By Annie Rhoades

All rights reserved.
Growing up the son of a farmer in small-town Mississippi during the Great Depression, George Wardlaw (MFA 55), acclaimed artist, sculptor, painter, silversmith and jewelry maker, never dreamed he would be where he is today.
“Art as we know it today simply did not exist in my limited culture growing up,” Wardlaw said. “During the big depression in North Mississippi art was the furthest thing from consideration – survival was the major concern.”
Having a love of art from the time he was a young child, Wardlaw gleaned an affinity for colors, shapes and patterns from his mother’s quilting as well as drawing in his spare time.
“My visual exposures closest to art-related activities came for my mother’s quilting where color, pattern, shape and organization played a significant role,” Wardlaw said. “My mother was also a seamstress and made many garments, especially dresses. I was deeply intrigued by the patterns and their shapes and the fact that combined they formed a three-dimensional object, again with colors and printed patterns. I also did a lot of drawing with a friend in school, but there were no art classes or projects.
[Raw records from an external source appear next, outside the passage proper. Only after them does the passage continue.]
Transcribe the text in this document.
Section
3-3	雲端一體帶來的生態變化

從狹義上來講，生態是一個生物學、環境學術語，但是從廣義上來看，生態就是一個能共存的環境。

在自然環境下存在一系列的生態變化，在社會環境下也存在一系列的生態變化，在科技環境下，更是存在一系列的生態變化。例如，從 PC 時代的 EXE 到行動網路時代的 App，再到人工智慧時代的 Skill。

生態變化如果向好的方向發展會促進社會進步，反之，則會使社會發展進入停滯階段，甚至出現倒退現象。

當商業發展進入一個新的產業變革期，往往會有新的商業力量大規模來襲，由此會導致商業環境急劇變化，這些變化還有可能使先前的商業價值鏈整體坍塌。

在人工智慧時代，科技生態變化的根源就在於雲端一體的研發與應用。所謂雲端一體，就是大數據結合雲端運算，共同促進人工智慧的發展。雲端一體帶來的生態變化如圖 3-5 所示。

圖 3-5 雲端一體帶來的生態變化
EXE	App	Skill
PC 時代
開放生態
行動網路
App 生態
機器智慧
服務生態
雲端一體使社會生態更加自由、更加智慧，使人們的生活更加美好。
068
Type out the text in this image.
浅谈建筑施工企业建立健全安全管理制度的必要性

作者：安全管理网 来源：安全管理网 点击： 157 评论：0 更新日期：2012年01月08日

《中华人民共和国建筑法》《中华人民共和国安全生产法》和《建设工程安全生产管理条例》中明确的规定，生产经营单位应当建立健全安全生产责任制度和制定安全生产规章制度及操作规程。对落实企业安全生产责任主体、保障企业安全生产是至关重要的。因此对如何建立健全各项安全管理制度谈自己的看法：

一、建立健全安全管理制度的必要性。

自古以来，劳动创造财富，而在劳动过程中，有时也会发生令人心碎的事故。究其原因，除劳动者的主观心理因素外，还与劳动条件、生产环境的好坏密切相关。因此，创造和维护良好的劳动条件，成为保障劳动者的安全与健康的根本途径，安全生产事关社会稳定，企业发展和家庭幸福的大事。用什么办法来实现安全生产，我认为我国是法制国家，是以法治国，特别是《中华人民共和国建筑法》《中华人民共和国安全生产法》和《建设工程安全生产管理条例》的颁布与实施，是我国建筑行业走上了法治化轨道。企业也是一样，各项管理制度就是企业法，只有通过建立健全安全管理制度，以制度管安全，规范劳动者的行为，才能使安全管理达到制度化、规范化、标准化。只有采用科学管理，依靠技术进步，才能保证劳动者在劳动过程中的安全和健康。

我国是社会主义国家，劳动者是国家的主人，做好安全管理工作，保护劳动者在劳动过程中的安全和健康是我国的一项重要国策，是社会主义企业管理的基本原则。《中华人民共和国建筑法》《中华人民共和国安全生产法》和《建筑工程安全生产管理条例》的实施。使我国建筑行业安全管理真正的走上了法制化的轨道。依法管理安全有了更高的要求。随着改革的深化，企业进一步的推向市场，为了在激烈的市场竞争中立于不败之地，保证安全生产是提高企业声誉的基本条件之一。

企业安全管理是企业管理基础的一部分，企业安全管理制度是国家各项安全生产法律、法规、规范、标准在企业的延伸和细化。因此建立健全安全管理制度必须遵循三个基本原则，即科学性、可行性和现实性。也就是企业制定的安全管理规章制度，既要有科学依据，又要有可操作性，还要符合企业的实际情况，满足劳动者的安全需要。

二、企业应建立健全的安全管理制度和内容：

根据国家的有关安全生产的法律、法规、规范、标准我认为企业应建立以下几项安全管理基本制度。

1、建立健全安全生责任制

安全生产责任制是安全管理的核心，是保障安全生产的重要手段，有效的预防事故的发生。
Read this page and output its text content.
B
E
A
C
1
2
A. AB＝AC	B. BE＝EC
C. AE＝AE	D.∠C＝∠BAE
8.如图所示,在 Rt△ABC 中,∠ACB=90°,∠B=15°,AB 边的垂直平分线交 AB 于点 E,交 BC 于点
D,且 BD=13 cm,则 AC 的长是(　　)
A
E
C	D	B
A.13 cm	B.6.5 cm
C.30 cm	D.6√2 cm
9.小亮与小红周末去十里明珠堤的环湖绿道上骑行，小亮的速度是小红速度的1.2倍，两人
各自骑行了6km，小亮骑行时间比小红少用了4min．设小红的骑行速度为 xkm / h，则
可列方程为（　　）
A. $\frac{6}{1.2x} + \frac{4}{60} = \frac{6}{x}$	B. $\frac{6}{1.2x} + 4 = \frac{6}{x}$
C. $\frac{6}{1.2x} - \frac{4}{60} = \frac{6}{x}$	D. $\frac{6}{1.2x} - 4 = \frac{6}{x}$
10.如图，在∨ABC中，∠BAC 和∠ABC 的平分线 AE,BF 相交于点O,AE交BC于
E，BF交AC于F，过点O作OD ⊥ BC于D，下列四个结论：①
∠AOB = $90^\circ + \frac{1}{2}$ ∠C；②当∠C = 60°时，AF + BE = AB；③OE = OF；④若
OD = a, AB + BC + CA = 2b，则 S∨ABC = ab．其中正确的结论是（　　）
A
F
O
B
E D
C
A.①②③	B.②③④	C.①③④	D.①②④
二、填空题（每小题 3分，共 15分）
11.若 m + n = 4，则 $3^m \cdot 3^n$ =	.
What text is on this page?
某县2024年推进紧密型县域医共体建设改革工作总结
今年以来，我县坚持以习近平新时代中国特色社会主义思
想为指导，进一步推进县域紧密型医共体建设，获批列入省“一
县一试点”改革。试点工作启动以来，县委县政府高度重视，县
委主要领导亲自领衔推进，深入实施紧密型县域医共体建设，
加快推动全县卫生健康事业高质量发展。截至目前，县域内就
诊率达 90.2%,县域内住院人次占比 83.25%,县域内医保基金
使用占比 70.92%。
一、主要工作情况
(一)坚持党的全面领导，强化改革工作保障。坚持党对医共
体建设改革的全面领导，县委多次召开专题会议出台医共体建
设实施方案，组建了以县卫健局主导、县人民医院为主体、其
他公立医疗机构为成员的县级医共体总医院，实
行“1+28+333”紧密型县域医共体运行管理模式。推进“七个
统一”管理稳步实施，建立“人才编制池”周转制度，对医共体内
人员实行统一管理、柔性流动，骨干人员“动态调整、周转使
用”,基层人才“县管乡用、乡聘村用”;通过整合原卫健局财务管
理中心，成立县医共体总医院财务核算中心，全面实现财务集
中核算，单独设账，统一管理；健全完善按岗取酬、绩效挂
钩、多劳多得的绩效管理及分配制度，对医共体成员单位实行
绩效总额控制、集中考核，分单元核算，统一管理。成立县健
I never saw an original piece of art until I entered art school.”
A native of Baldwyn, Wardlaw (MFA 55) attended Baldwyn High School but didn’t receive his high school diploma until May 2015. In 1945, two months prior to graduation, he joined the U.S. Navy where he served for approximately one year.
“During World War II, when I was in the eleventh grade and turned eighteen, I volunteered for the Navy primarily to avoid being drafted into the infantry,” Wardlaw said. “I served in the medical corps thinking I would like to be a doctor but found I didn’t particularly like being around hospitals and sick people. The fact that I did not pursue the medical field was perhaps my greatest contribution to society.”
After being discharged from the Navy in 1946, Wardlaw returned home to work on his father’s cotton farm when one day fate and good fortune aligned.
“I was walking down the street in Baldwyn and happened to meet Charles Gentry, a high school friend,” Wardlaw said. “He was in his first year in divinity school and inquired about what I was doing and asked if I was still involved in drawing, and I said, ‘yes some.’ At that point he convincingly suggested I go to art school. He said there was one in Memphis and encouraged me to check with the veteran’s administration in Tupelo. I got in my car and drove directly to the VA office.”
Within two weeks Wardlaw enrolled in the Memphis Academy of Arts (Memphis College of Art) to pursue a Bachelor of Fine Arts degree.
“During my second year at the Memphis Academy, I was fortunate to have a young enthusiastic painting teacher from New York City, Ben Bishop,” said Wardlaw. “One day in the painting studio he approached me from the back, looked over my shoulder and said, ‘George, that is a fantastic painting, and it should be in the Non-Objective Museum of Art in New York.’ Wow – what a huge ego trip for someone who, just a year earlier, was a cotton farmer.”
After receiving his B.F.A. in 1951, Wardlaw quickly gained a national reputation in metal work, jewelry and silversmithing. In January 1952 he was asked to join the faculty at Ole Miss to establish and teach a metals program for the Art Department. It wasn’t long before he decided to pursue a Master of Fine Arts degree at the university.
“I enrolled in the M.F.A. program in 1953, which was a new program in its first year, and continued to teach until 1955,” Wardlaw said. “I was one of the first to graduate, and the same was true for the B.F.A. at Memphis Academy of Arts. I must be a trailblazer.”
Wardlaw credits two artists in particular that largely influenced his life during his time at Ole Miss.
“One of the early and most significant breakthroughs in my work happened at the University of Mississippi,” Wardlaw recalled. “This was the result of working closely with two visiting artists: Jack Tworkov, painter and David Smith, sculptor. They were both part of the abstract expressionist movement in art. They directly and personally introduced me to what was happening in one of the most significant art movements this country had ever experienced. Both made extremely valuable contributions to me personally and to my career.”
Wardlaw also credits William Faulkner, who was awarded the Nobel prize for literature in 1949, with influencing both his work and many artists both in Oxford and around the world.
“His acceptance speech in 1950 for the award was a masterpiece and a huge inspiration for me as a beginning young artist,” Wardlaw said and then quoted from Faulkner’s speech. “‘I feel this award was not made to me as a man, but to my work – a life’s work in the agony and sweat of the human spirit, not for glory and least of all for profit, but to create out of the materials of the human spirit, something which did not exist before.’”
Currently hosting two exhibitions in Jackson including a retrospective 1954-2014 at the Mississippi Museum of Art and a gallery exhibition at Fischer Galleries, Wardlaw continues to be an active artist painting daily.
“I have another show opening on July 22 and running to the end of August at the Maine Jewish Museum in Portland, ME,” Wardlaw said. “At age 88 I think I am currently doing some of my best and most original paintings. My continuing desire is to make work that did not exist before and, at the same time, to make work that has the potential to capture one’s attention and imagination and to be intellectually and spiritually relevant by uplifting the spirit.”